In the aftermath of his death, lots of people have written a lot of analysis, commentary, and conspiracy about Justice Antonin Scalia. It’s hard to overstate his influence on Supreme Court jurisprudence or on constitutional analysis. And it’s hard to overstate the virtuosity of his written opinions—whether you agree or not, they’re thoughtful, consistent, and they explode with the sheer joy of language. In a genre not always known for being fun to read, Scalia’s opinions were often fun to read.
And yet, while I’m aware of his judicial and constitutional philosophies, his opinions have had little direct application to my professional life. I decided to take a look at his tax opinions.
In trying to narrow down Scalia’s tax opinions (in a quick-and-dirty way; this is a blog post, after all, so I wasn’t shooting for perfection), I ultimate hit on the Supreme Court Database. Using its tools, I tried to find all of the federal tax opinions authored by Scalia; ultimately, it found six cases. Actually reading through the cases, it turns out that the majority opinion in United States v. Cleveland Indians Baseball Co. was authored by Justice Ginsburg, leaving five Scalia-authored federal tax opinions:
- O’Connor v. United States
- Commissioner v. Bollinger
- Atlantic Mutual Insurance Co. v. Commissioner
- United States v. McDermott
- United States v. Woods
Of these five opinions, four were decided by a unanimous Court, while McDermott was decided six to three (with Justices Thomas, O’Connor, and Kennedy dissenting). Interestingly enough, four of his five tax opinions were written during his first seven years on the bench; in his last twenty-three years, he only authored a single tax opinion.[fn1]
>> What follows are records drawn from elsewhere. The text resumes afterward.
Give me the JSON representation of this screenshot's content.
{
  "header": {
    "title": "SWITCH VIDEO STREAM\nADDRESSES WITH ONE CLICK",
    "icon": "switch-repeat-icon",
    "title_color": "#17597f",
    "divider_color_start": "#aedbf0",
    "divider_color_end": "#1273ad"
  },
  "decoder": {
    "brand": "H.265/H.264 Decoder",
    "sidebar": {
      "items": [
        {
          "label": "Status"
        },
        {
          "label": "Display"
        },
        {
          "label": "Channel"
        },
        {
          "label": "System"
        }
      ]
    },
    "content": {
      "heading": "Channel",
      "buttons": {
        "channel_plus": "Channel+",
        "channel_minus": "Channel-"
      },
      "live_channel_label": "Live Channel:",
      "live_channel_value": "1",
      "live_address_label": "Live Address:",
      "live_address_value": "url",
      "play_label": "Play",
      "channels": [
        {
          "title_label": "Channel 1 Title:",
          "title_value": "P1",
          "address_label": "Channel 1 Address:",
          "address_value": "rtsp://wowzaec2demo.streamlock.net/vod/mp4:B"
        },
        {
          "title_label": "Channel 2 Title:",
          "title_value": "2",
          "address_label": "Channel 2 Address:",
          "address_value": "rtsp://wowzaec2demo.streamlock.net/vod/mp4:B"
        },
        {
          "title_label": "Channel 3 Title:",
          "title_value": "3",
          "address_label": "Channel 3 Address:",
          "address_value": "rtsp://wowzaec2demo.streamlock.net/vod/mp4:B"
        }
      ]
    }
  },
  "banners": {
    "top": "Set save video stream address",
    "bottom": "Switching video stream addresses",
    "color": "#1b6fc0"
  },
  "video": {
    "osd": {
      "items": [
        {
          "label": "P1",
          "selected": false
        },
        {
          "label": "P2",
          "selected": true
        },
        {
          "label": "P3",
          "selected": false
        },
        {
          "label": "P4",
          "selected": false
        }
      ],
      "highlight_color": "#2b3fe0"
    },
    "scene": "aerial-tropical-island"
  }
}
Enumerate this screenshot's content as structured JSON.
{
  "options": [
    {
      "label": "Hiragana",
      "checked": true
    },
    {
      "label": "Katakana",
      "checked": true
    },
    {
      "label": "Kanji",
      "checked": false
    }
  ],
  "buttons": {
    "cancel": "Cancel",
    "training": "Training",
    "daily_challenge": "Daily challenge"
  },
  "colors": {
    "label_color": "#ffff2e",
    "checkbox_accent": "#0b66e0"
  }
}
And how are Scalia-authored tax opinions? They’re workmanlike, though they show little of the flair and fire he’s best-known for.
And the lack of flair and fire makes sense; in the tax cases, he’s not dealing with original intent. He’s not dealing with plain language. He’s dealing with complex commercial transactions and statutes with undefined, ambiguous language. So his tax opinions get the job done, without doing much more.
It seems pretty clear to me that Scalia had no passion for tax. And that’s not necessarily a bad thing—plenty of law students and attorneys avoid it at all costs.[fn2] But it would explain why Scalia has authored so few tax opinions, why they lack his usual fireworks, and why he appears to have almost entirely avoided them over the last quarter century.
[fn1] To be clear, he may well have authored concurring and dissenting opinions in tax cases; I only looked at his majority opinions.